Обычно Фрэнсин вела себя терпеливо, но только не в этот вечер, когда она ждала, чтобы Мэдлин проснулась. Ей очень хотелось заглянуть в комнату сестры, но Фрэнсин удержалась от искушения. Хотя их и связывали кровные узы, она не могла вот так запросто зайти к ней. Вместо этого уселась на один из старых стульев, стоящих в Нижней галерее, с которого открывался вид на весь коридор западного крыла, и стала ждать.
В доме слышалось тихое тиканье часов, он ожидал вместе с ней. Она всегда считала, что ее дом обладает своей собственной индивидуальностью, тактичной, но внимательной к тем, кто жил в нем прежде. Живые не помнили их, но сам дом их не забыл, и это утешало. Однако, хотя дом, казалось, продолжал оставаться внимательным и бодрым, его пронизывали напряжение и нервозность, в его воздухе чувствовалось некое раздражение, странная тревога, которая струилась по галерее и отражалась на угрюмых лицах предков Фрэнсин, глядящих на нее.
Она не услышала, как отворилась дверь спальни Мэдлин, а потом уже стало поздно. Фрэнсин вскочила со стула и с недостойной торопливостью сбежала по лестнице вниз, затем вбежала в кухню, где бросилась к плите, как будто она возилась здесь все время, пока в кухню не зашла Мэдлин.
– Ты права, – без прелюдий начала та. – Я действительно приехала домой не без причины.
Фрэнсин отвернулась от плиты, ожидая, когда сестра продолжит.
– Я хотела приехать и раньше, но мы узнали об этом только незадолго до того, как у Джонатана диагностировали рак, а потом… – Мэдлин неопределенно махнула рукой, чтобы выразить всю огромность своего горя.
– Узнали о чем?
– Думаю, тебе лучше сесть.
Фрэнсин едва не рявкнула, что она вполне может и постоять, но что-то в тоне сестры заставило ее сесть.
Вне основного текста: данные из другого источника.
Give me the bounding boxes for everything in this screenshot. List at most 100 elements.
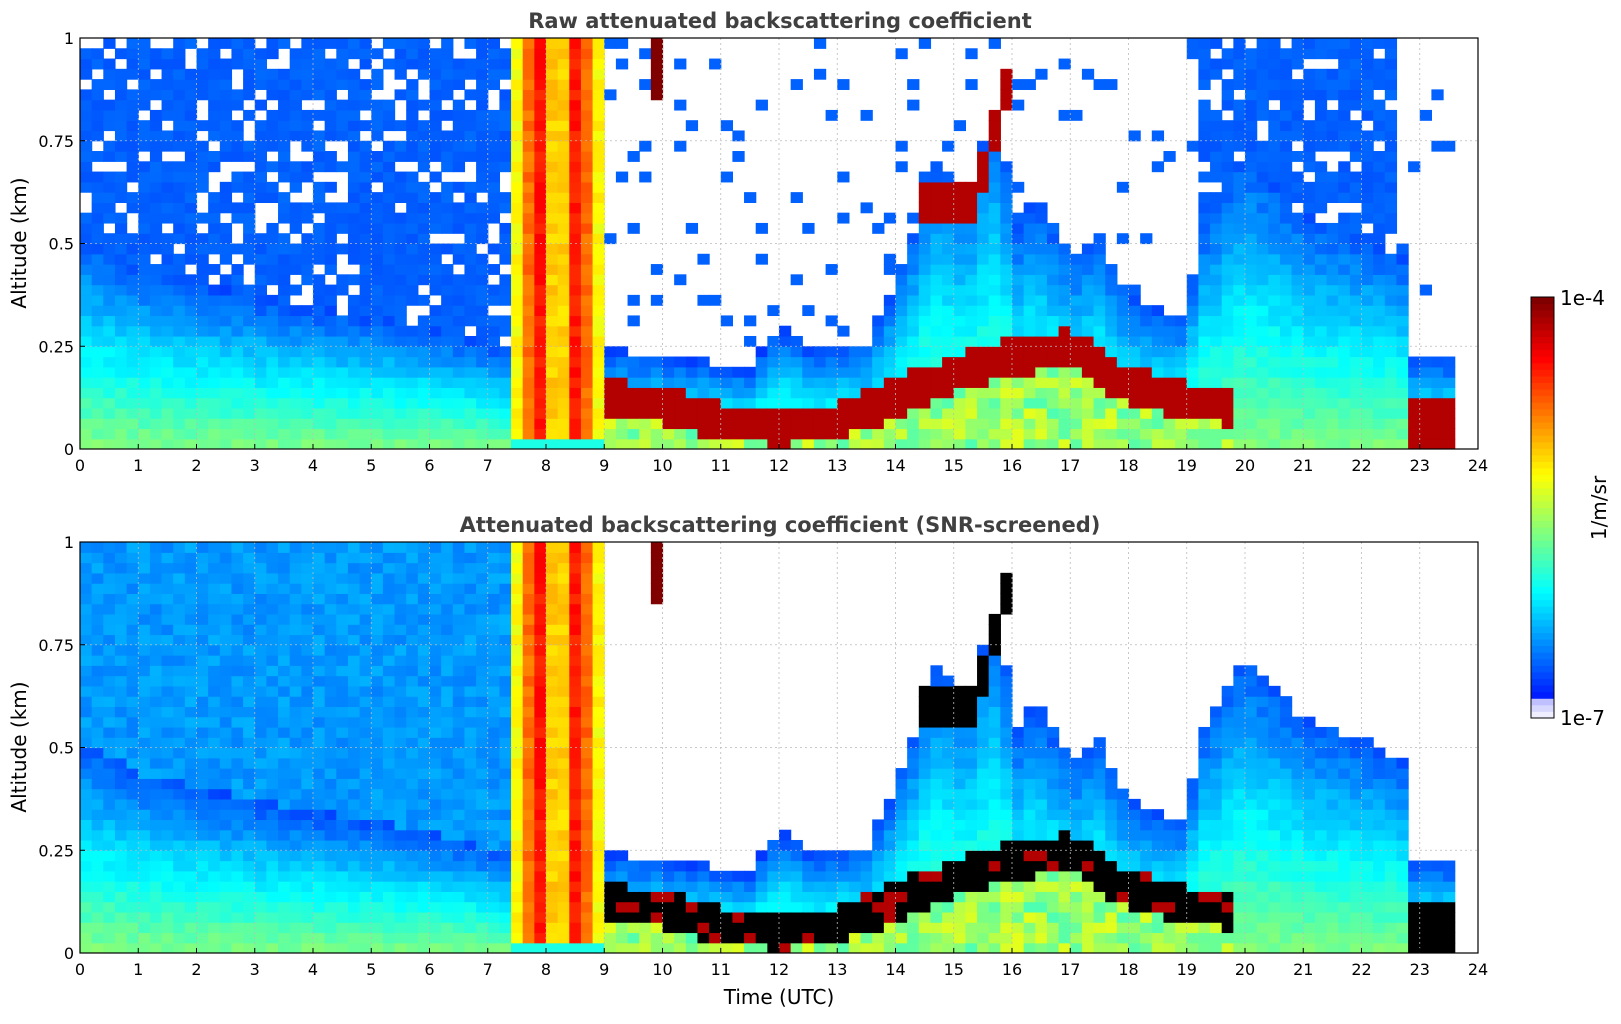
heatmap-cell [1373, 428, 1385, 439]
heatmap-cell [162, 336, 174, 347]
heatmap-cell [360, 182, 372, 193]
heatmap-cell [1198, 38, 1210, 49]
heatmap-cell [220, 819, 232, 830]
heatmap-cell [278, 563, 290, 574]
heatmap-cell [1280, 48, 1292, 59]
heatmap-cell [1268, 161, 1280, 172]
heatmap-cell [569, 377, 581, 388]
heatmap-cell [173, 367, 185, 378]
heatmap-cell [464, 686, 476, 697]
heatmap-cell [92, 223, 104, 234]
heatmap-cell [1385, 223, 1397, 234]
heatmap-cell [278, 789, 290, 800]
heatmap-cell [511, 676, 523, 687]
heatmap-cell [546, 768, 558, 779]
heatmap-cell [499, 542, 511, 553]
heatmap-cell [546, 871, 558, 882]
heatmap-cell [383, 850, 395, 861]
heatmap-cell [266, 367, 278, 378]
heatmap-cell [185, 850, 197, 861]
heatmap-cell [558, 346, 570, 357]
heatmap-cell [173, 213, 185, 224]
heatmap-cell [313, 202, 325, 213]
heatmap-cell [92, 202, 104, 213]
heatmap-cell [523, 48, 535, 59]
heatmap-cell [208, 377, 220, 388]
heatmap-cell [301, 686, 313, 697]
x-tick-label: 7 [483, 456, 493, 475]
heatmap-cell [278, 768, 290, 779]
heatmap-cell [686, 120, 698, 131]
heatmap-cell [231, 285, 243, 296]
heatmap-cell [488, 48, 500, 59]
heatmap-cell [336, 737, 348, 748]
heatmap-cell [499, 151, 511, 162]
heatmap-cell [115, 130, 127, 141]
heatmap-cell [837, 408, 849, 419]
heatmap-cell [255, 161, 267, 172]
heatmap-cell [80, 922, 92, 933]
heatmap-cell [896, 48, 908, 59]
heatmap-cell [266, 676, 278, 687]
heatmap-cell [593, 172, 605, 183]
heatmap-cell [92, 315, 104, 326]
heatmap-cell [138, 213, 150, 224]
heatmap-cell [1420, 357, 1432, 368]
heatmap-cell [278, 748, 290, 759]
heatmap-cell [325, 428, 337, 439]
heatmap-cell [80, 295, 92, 306]
heatmap-cell [1233, 367, 1245, 378]
heatmap-cell [255, 604, 267, 615]
heatmap-cell [383, 686, 395, 697]
heatmap-cell [336, 38, 348, 49]
heatmap-cell [220, 881, 232, 892]
heatmap-cell [1303, 387, 1315, 398]
heatmap-cell [371, 665, 383, 676]
heatmap-cell [441, 202, 453, 213]
heatmap-cell [558, 357, 570, 368]
heatmap-cell [138, 202, 150, 213]
heatmap-cell [523, 737, 535, 748]
heatmap-cell [430, 624, 442, 635]
heatmap-cell [150, 202, 162, 213]
heatmap-cell [1233, 161, 1245, 172]
heatmap-cell [1280, 346, 1292, 357]
heatmap-cell [476, 789, 488, 800]
heatmap-cell [1035, 69, 1047, 80]
heatmap-cell [290, 100, 302, 111]
heatmap-cell [511, 614, 523, 625]
heatmap-cell [534, 59, 546, 70]
heatmap-cell [383, 377, 395, 388]
heatmap-cell [138, 614, 150, 625]
heatmap-cell [511, 192, 523, 203]
heatmap-cell [1129, 336, 1141, 347]
heatmap-cell [1292, 326, 1304, 337]
heatmap-cell [80, 758, 92, 769]
heatmap-cell [1070, 264, 1082, 275]
heatmap-cell [301, 799, 313, 810]
heatmap-cell [92, 634, 104, 645]
heatmap-cell [1257, 223, 1269, 234]
heatmap-cell [115, 172, 127, 183]
heatmap-cell [255, 634, 267, 645]
heatmap-cell [1222, 305, 1234, 316]
heatmap-cell [861, 408, 873, 419]
heatmap-cell [441, 583, 453, 594]
heatmap-cell [1210, 387, 1222, 398]
heatmap-cell [593, 264, 605, 275]
heatmap-cell [989, 336, 1001, 347]
heatmap-cell [523, 778, 535, 789]
heatmap-cell [301, 861, 313, 872]
heatmap-cell [231, 264, 243, 275]
heatmap-cell [92, 573, 104, 584]
heatmap-cell [1152, 398, 1164, 409]
heatmap-cell [1396, 387, 1408, 398]
heatmap-cell [523, 830, 535, 841]
heatmap-cell [185, 624, 197, 635]
heatmap-cell [534, 172, 546, 183]
heatmap-cell [418, 552, 430, 563]
heatmap-cell [1024, 439, 1036, 450]
heatmap-cell [162, 819, 174, 830]
heatmap-cell [360, 408, 372, 419]
heatmap-cell [499, 881, 511, 892]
– Ну и в чем дело? – вопросила она, когда Мэдлин медленно опустилась на стул и положила перед ней на стол тоненькую папку, которую немедля принялась теребить.
Не поднимая глаз, она сказала:
– Мама обманула нас. – И вскинула ладонь, когда Фрэнсин в негодовании широко раскрыла глаза. – Просто выслушай меня, – быстро проговорила она. – Когда я только что познакомилась с Джонатаном, он много говорил об изучении семейных историй и все такое. Он был изумлен тем, что я так мало знаю о моей семье, несмотря на то, что я выросла среди всего этого. – Мэдлин неопределенно махнула рукой. – Он начал изучать историю нашей семьи, и я тоже ею заинтересовалась, ведь есть нечто захватывающее в историях тех людей, которые и сделали нас тем, что мы есть. Я всегда считала, что история нашей семьи окажется скучной, но у нас есть тайна, Фрэнни, темная ужасная тайна. – Она подалась вперед, ее глаза возбужденно блестели. – Нас у мамы было не две, как она всегда говорила. У нас имелись четыре сестры и брат.
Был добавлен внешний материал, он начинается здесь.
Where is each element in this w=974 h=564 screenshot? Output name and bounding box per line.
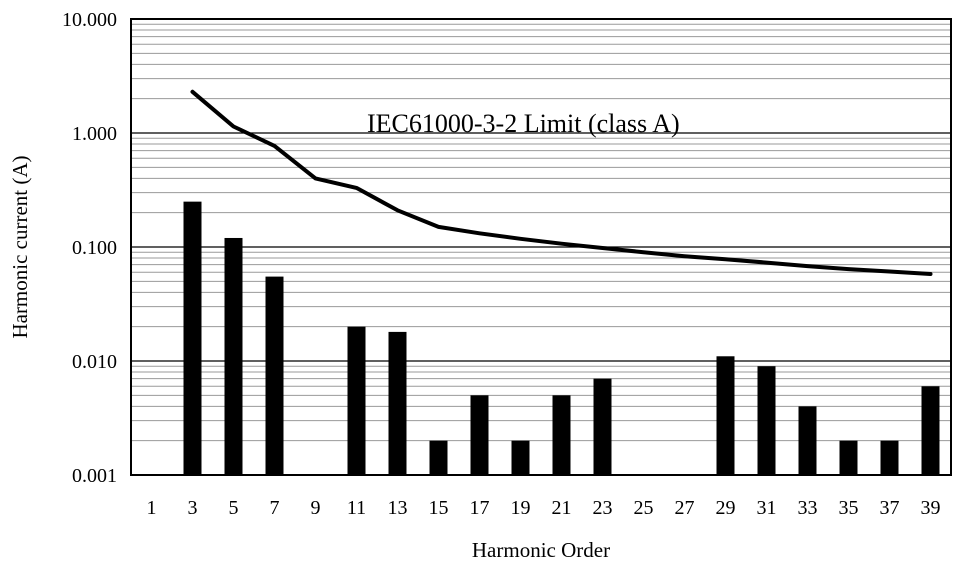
bar-h39 <box>921 386 940 475</box>
x-tick-label: 9 <box>311 497 321 519</box>
y-tick-label: 0.100 <box>72 237 117 259</box>
bar-h33 <box>798 406 817 475</box>
limit-line-group <box>190 89 933 276</box>
bar-h37 <box>880 440 899 475</box>
plot-area-frame <box>130 18 952 476</box>
x-tick-label: 33 <box>798 497 818 519</box>
bar-h3 <box>183 201 202 476</box>
y-tick-label: 0.001 <box>72 465 117 487</box>
bar-h17 <box>470 395 489 475</box>
x-tick-label: 15 <box>429 497 449 519</box>
x-tick-label: 35 <box>839 497 859 519</box>
x-tick-label: 21 <box>552 497 572 519</box>
bar-h35 <box>839 440 858 475</box>
x-tick-label: 17 <box>470 497 490 519</box>
x-tick-label: 7 <box>270 497 280 519</box>
bar-h23 <box>593 378 612 475</box>
y-tick-label: 10.000 <box>62 9 117 31</box>
limit-line <box>190 89 933 276</box>
annotation-limit-label: IEC61000-3-2 Limit (class A) <box>367 109 680 138</box>
grid-lines <box>131 23 951 442</box>
bar-h5 <box>224 237 243 475</box>
y-tick-labels: 0.001 0.010 0.100 1.000 10.000 <box>62 9 117 487</box>
bar-h15 <box>429 440 448 475</box>
x-tick-label: 39 <box>921 497 941 519</box>
x-tick-label: 3 <box>188 497 198 519</box>
x-tick-label: 5 <box>229 497 239 519</box>
bar-h13 <box>388 331 407 475</box>
x-tick-labels: 1 3 5 7 9 11 13 15 17 19 21 23 25 27 29 31 33 35 37 39 <box>147 497 941 519</box>
x-tick-label: 37 <box>880 497 900 519</box>
x-axis-title: Harmonic Order <box>472 538 610 562</box>
x-tick-label: 11 <box>347 497 366 519</box>
x-tick-label: 29 <box>716 497 736 519</box>
bar-h7 <box>265 276 284 475</box>
x-tick-label: 25 <box>634 497 654 519</box>
y-tick-label: 0.010 <box>72 351 117 373</box>
bars <box>183 201 940 476</box>
x-tick-label: 1 <box>147 497 157 519</box>
x-tick-label: 19 <box>511 497 531 519</box>
bar-h29 <box>716 356 735 475</box>
y-tick-label: 1.000 <box>72 123 117 145</box>
x-tick-label: 13 <box>388 497 408 519</box>
x-tick-label: 23 <box>593 497 613 519</box>
bar-h19 <box>511 440 530 475</box>
x-tick-label: 31 <box>757 497 777 519</box>
bar-h21 <box>552 395 571 475</box>
x-tick-label: 27 <box>675 497 695 519</box>
bar-h11 <box>347 326 366 475</box>
bar-h31 <box>757 366 776 475</box>
y-axis-title: Harmonic current (A) <box>8 155 32 338</box>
Эти слова почти что прошли мимо сознания Фрэнсин, потому что в ее строго упорядоченной жизни они показались ей лишенными смысла.
– Этого не может быть. – Она покачала головой, сжав губы и чувствуя стеснение в груди. – Ты лжешь!
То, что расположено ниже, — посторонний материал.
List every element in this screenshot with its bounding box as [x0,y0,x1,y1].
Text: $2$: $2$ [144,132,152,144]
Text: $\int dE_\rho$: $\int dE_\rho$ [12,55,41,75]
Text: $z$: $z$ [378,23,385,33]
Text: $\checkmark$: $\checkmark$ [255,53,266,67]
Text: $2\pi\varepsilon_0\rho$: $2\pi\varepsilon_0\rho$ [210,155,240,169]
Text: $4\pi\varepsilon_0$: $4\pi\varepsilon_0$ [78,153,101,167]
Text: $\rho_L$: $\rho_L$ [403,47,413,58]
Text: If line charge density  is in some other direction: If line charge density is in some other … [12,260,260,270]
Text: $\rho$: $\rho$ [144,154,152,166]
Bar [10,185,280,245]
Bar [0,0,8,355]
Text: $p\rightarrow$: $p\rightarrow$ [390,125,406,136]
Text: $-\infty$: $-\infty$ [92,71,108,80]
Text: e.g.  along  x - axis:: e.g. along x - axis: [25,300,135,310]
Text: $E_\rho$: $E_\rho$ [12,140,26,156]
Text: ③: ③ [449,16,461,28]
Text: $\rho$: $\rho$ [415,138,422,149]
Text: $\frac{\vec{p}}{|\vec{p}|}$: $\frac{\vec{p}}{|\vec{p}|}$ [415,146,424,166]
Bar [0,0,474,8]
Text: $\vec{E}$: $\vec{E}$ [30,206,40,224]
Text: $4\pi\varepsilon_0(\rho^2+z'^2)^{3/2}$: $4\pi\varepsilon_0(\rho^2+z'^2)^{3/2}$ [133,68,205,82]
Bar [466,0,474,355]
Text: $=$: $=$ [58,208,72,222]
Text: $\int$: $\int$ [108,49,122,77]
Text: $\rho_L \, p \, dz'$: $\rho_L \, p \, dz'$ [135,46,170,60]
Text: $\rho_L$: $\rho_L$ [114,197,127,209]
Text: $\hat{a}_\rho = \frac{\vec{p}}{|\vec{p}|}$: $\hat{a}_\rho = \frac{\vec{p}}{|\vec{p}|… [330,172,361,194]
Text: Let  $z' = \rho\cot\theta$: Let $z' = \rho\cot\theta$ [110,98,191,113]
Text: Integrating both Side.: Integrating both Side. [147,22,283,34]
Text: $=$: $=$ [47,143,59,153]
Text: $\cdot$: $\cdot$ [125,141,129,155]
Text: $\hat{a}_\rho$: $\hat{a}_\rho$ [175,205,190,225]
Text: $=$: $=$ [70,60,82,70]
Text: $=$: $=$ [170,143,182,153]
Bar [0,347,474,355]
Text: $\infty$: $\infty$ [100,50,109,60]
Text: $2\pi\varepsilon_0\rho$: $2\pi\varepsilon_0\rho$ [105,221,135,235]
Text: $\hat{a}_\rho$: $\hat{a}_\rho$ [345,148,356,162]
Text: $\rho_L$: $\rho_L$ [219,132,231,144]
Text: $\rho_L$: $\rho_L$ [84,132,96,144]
– С какой стати мне лгать?
– Тогда солгал этот твой идиот-муж. Либо речь шла не о нашей семье, либо он просто все это выдумал. Нас всегда было только трое – мы с тобой и наша мама. Отец умер, и больше у нас никого не было. Мама сказала бы нам. Она сказала бы мне! – последние ее слова прозвучали как жалобное причитание.
– Мне очень жаль, Фрэн, но это правда. – Мэдлин сделала паузу, настороженно глядя на сестру. – Ты когда-нибудь думала о том, откуда взялась Бри?
– Конечно! Я пыталась… – Фрэнсин пожала плечами, не желая объяснять ни свое любопытство, ни свои попытки выяснить, откуда взялась эта девочка-призрак. – Она всегда была здесь. Она просто привязана к нашему дому.
– Нет, Фрэнни. Она умерла пятьдесят лет назад… Она была нашей сестрой.
Грудь Фрэнсин сдавила тревога, сдавила так, что она едва могла дышать. Она посмотрела в открытую дверь на дуб, голые ветви которого качались над колодцем, хотя во дворе не было ни малейшего ветерка.